Further, “hostilities of only a brief duration may still reach the intensity level of a non-international armed conflict if, in a particular case, there are other indicators of hostilities of a sufficient intensity to require and justify such an assessment.” This, combined with the recognition that “when the government is obliged to use military force against the insurgents, instead of mere police forces” may represent the requisite degree of intensity is met, more accurately reflects practical factors that are brought into play by States (para. 431).
This is reflective of an approach that relies on a broader, practically focused, “totality of the circumstances” assessment rather than narrow adherence to the more formalist application of the 1995 Tadić criteria of “protracted armed violence” and “organized armed groups”. The “totality of the circumstances” test is reflected in the work of Laurie Blank and Geoffrey Corn, as well as the 2008 ICTY Boškoski case (para. 257). Added to these factors can be the tactics and weapons used by the organized armed group, and the type of action reasonably required by States to defeat the threat. Of significance, the Updated Commentaries approach also has a closer affinity with the short duration style of conflict recognized in 1997 Juan Carlos Abella v. Argentina Inter-American Commission case. Ultimately, the emphasis on practicality in this portion of the Commentaries more realistically situates States to deal with the “one off” attacks, like the 2008 Mumbai, 2013 Westgate Mall, 2014 Peshawar School and Garrissa University and 2015 Paris assaults, that are increasingly becoming part of the contemporary security challenges facing States.

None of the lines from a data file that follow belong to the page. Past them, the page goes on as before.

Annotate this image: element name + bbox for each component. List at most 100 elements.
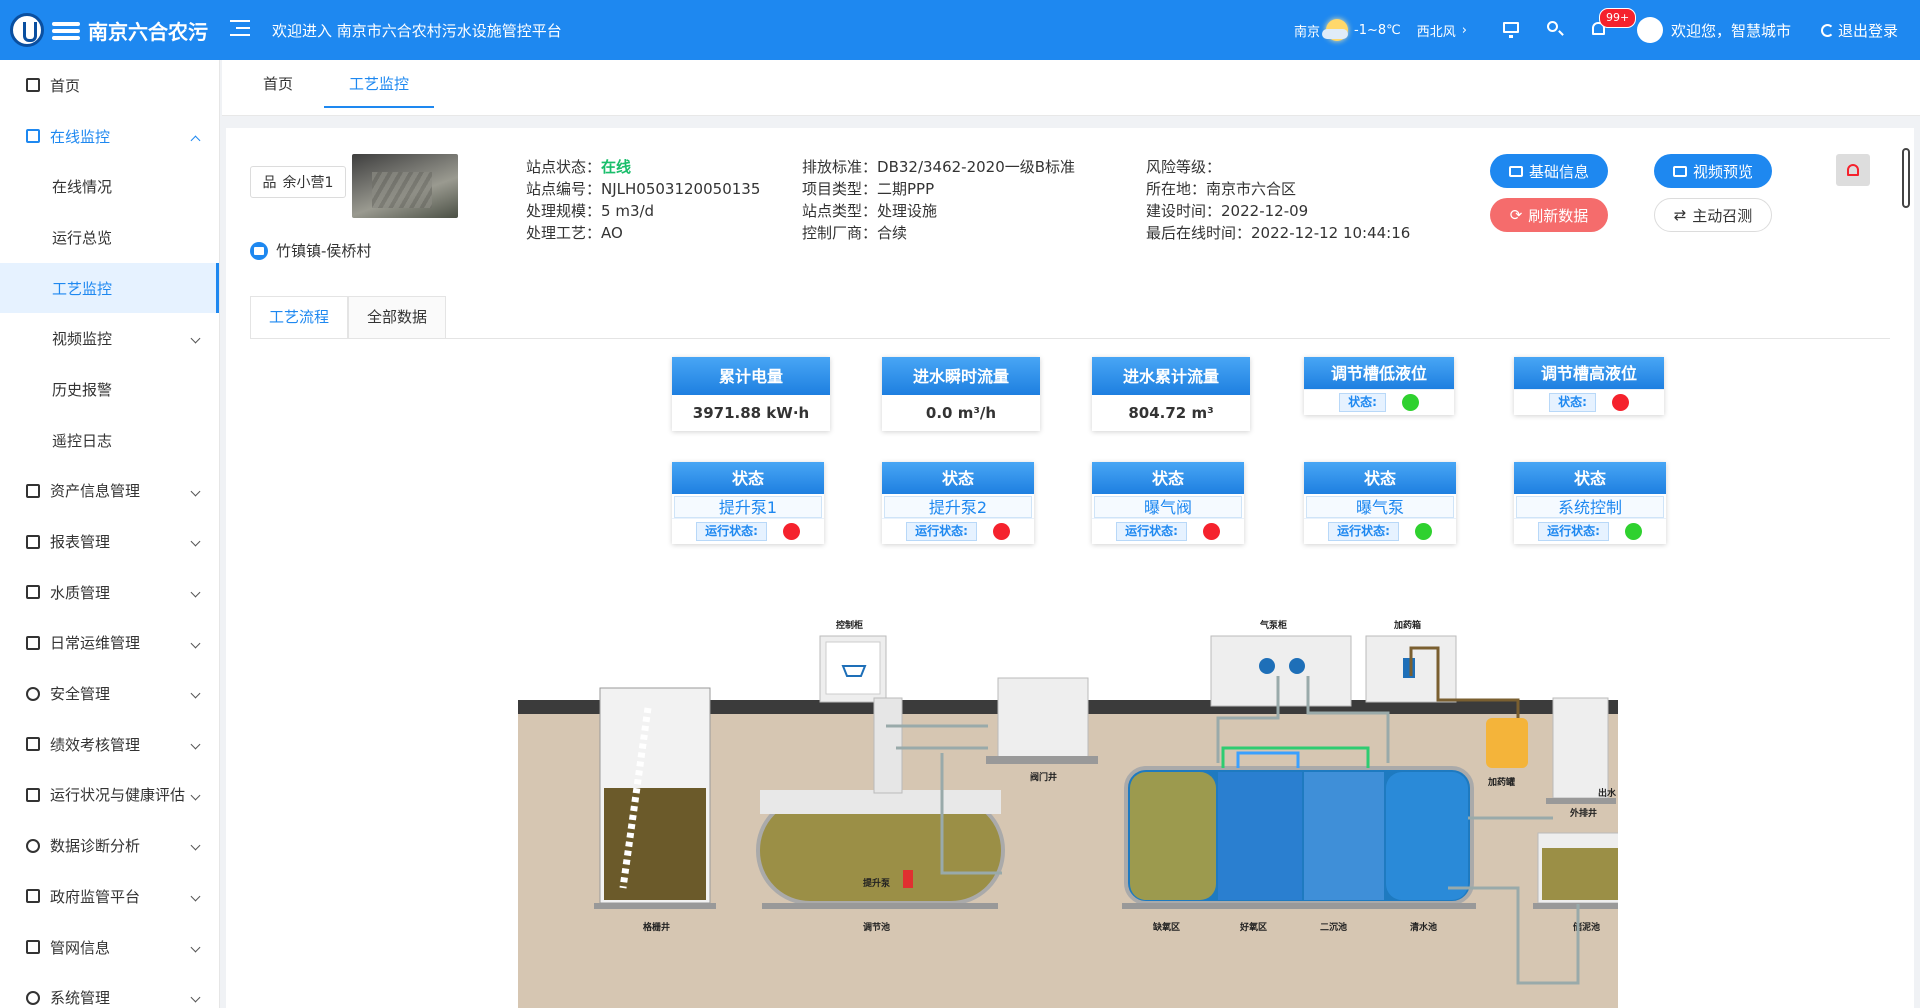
chevron-down-icon	[190, 536, 201, 547]
sidebar-item-health[interactable]: 运行状况与健康评估	[0, 770, 219, 821]
chevron-down-icon	[190, 739, 201, 750]
status-line: 运行状态:	[1092, 518, 1244, 544]
sidebar-item-diagnosis[interactable]: 数据诊断分析	[0, 820, 219, 871]
air-pump-cabinet[interactable]: 气泵柜	[1210, 619, 1352, 707]
main-reaction-tank[interactable]: 缺氧区 好氧区 二沉池 清水池	[1122, 766, 1476, 933]
refresh-icon: ⟳	[1509, 206, 1523, 224]
card-title: 调节槽低液位	[1304, 357, 1454, 389]
chevron-down-icon	[190, 992, 201, 1003]
label-secondary-clarifier: 二沉池	[1320, 921, 1347, 933]
device-name: 曝气泵	[1306, 496, 1454, 518]
logo[interactable]: 南京六合农污	[10, 12, 208, 48]
avatar[interactable]	[1636, 17, 1663, 43]
sidebar: 首页 在线监控 在线情况 运行总览 工艺监控 视频监控 历史报警 遥控日志 资产…	[0, 60, 220, 1008]
weather-wind: 西北风	[1416, 24, 1456, 40]
info-value: 合续	[877, 224, 908, 242]
info-value: 南京市六合区	[1206, 180, 1297, 198]
fullscreen-monitor-button[interactable]	[1489, 0, 1533, 60]
sidebar-item-alarm-history[interactable]: 历史报警	[0, 364, 219, 415]
vertical-scrollbar[interactable]	[1902, 148, 1910, 208]
label-dosing-box: 加药箱	[1393, 619, 1421, 631]
info-key: 所在地：	[1146, 180, 1207, 198]
sidebar-item-performance[interactable]: 绩效考核管理	[0, 719, 219, 770]
sidebar-item-label: 报表管理	[50, 533, 111, 552]
user-greeting[interactable]: 欢迎您，智慧城市	[1671, 20, 1791, 41]
status-tag: 运行状态:	[1328, 522, 1399, 541]
search-button[interactable]	[1533, 0, 1577, 60]
logout-icon	[1820, 23, 1834, 37]
active-call-button[interactable]: ⇄ 主动召测	[1654, 198, 1772, 232]
pie-icon	[26, 838, 40, 853]
status-tag: 状态:	[1339, 393, 1386, 412]
info-key: 控制厂商：	[802, 224, 878, 242]
calendar-icon	[26, 635, 40, 650]
site-status-value: 在线	[601, 158, 632, 176]
status-indicator	[1611, 394, 1629, 411]
grid-icon	[26, 787, 40, 802]
info-key: 站点类型：	[802, 202, 878, 220]
device-card-lift-pump-2: 状态 提升泵2 运行状态:	[882, 462, 1034, 544]
sidebar-item-daily-ops[interactable]: 日常运维管理	[0, 618, 219, 669]
sidebar-item-pipe-network[interactable]: 管网信息	[0, 922, 219, 973]
village-name: 竹镇镇-侯桥村	[276, 242, 372, 260]
info-key: 项目类型：	[802, 180, 878, 198]
card-title: 调节槽高液位	[1514, 357, 1664, 389]
sidebar-item-remote-log[interactable]: 遥控日志	[0, 415, 219, 466]
sidebar-item-process-monitor[interactable]: 工艺监控	[0, 262, 219, 314]
notification-button[interactable]: 99+	[1577, 0, 1637, 60]
sidebar-item-gov[interactable]: 政府监管平台	[0, 871, 219, 922]
waves-icon	[50, 14, 82, 46]
sidebar-item-asset[interactable]: 资产信息管理	[0, 466, 219, 517]
control-cabinet[interactable]: 控制柜	[819, 619, 887, 703]
site-photo[interactable]	[352, 154, 458, 218]
button-label: 主动召测	[1692, 206, 1753, 225]
sidebar-item-home[interactable]: 首页	[0, 60, 219, 111]
wind-arrow-icon: ›	[1461, 22, 1467, 38]
sidebar-item-online-monitor[interactable]: 在线监控	[0, 111, 219, 162]
sidebar-item-system[interactable]: 系统管理	[0, 972, 219, 1008]
info-value: 2022-12-12 10:44:16	[1251, 224, 1411, 242]
sidebar-item-video-monitor[interactable]: 视频监控	[0, 313, 219, 364]
sidebar-item-water-quality[interactable]: 水质管理	[0, 567, 219, 618]
tab-process-monitor[interactable]: 工艺监控	[324, 60, 434, 108]
screen-well[interactable]: 格栅井	[594, 687, 716, 933]
chevron-down-icon	[190, 891, 201, 902]
refresh-data-button[interactable]: ⟳ 刷新数据	[1490, 198, 1608, 232]
status-tag: 运行状态:	[1116, 522, 1187, 541]
sidebar-item-online-status[interactable]: 在线情况	[0, 161, 219, 212]
tab-home[interactable]: 首页	[240, 60, 316, 108]
info-row-code: 站点编号：NJLH0503120050135	[526, 178, 760, 200]
video-preview-button[interactable]: 视频预览	[1654, 154, 1772, 188]
subtab-all-data[interactable]: 全部数据	[348, 296, 447, 338]
sidebar-item-operation-overview[interactable]: 运行总览	[0, 212, 219, 263]
chevron-down-icon	[190, 333, 201, 344]
info-key: 站点编号：	[526, 180, 602, 198]
device-name: 曝气阀	[1094, 496, 1242, 518]
logo-icon	[10, 13, 44, 47]
weather-temp: -1~8℃	[1354, 22, 1401, 38]
org-icon: 品	[262, 175, 277, 191]
outer-drain-well[interactable]: 外排井 出水	[1546, 697, 1617, 819]
info-row-build-date: 建设时间：2022-12-09	[1146, 200, 1410, 222]
info-value: 2022-12-09	[1221, 202, 1309, 220]
status-indicator	[992, 523, 1010, 540]
process-flow-diagram: 控制柜 气泵柜 加药箱 格栅井 调节池 提升泵 阀门井 缺氧区 好氧区 二沉池 …	[518, 619, 1618, 1008]
site-select-button[interactable]: 品 余小营1	[250, 166, 346, 198]
basic-info-button[interactable]: 基础信息	[1490, 154, 1608, 188]
info-row-last-online: 最后在线时间：2022-12-12 10:44:16	[1146, 222, 1410, 244]
chart-line-icon	[26, 129, 40, 144]
sidebar-item-report[interactable]: 报表管理	[0, 516, 219, 567]
subtab-process-flow[interactable]: 工艺流程	[250, 296, 349, 339]
logout-button[interactable]: 退出登录	[1820, 20, 1898, 41]
alarm-bell-button[interactable]	[1836, 154, 1870, 186]
site-name: 余小营1	[282, 175, 334, 191]
status-line: 状态:	[1514, 389, 1664, 415]
menu-toggle-icon[interactable]	[230, 18, 252, 38]
button-label: 基础信息	[1528, 162, 1589, 181]
search-icon	[1546, 21, 1558, 32]
partly-sunny-icon	[1322, 19, 1349, 41]
swap-icon: ⇄	[1673, 206, 1687, 224]
sidebar-item-safety[interactable]: 安全管理	[0, 668, 219, 719]
info-row-process: 处理工艺：AO	[526, 222, 760, 244]
chevron-up-icon	[190, 135, 201, 146]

In the final analysis, the Updated Commentaries reflect a broader struggle taking place in the international legal arena. There is a requirement move on from the traditional 20th Century near obsession with inter-State conflict to a more pragmatically oriented approach that concentrates on contemporary NSA threats. To be relevant, commentaries such as this one, like the US DoD manual, must endeavor to clearly link theory to practical effect. Chuck Allen, Karl Chang, and Matt McCormack have done excellent work in completing the US manual over the past five years since taking up the baton after Hays’ retirement. Importantly, exceptional leadership has also been demonstrated in their willingness of consider amendments to that manual. As further assessments and critiques are written concerning the ICRC initiative, it is hoped the Updated Commentaries will also continue to be just that: updated. The opportunity to do so will undoubtedly arise as the remaining Commentaries are developed and published “on line”. Once again the digital format will facilitate such as step.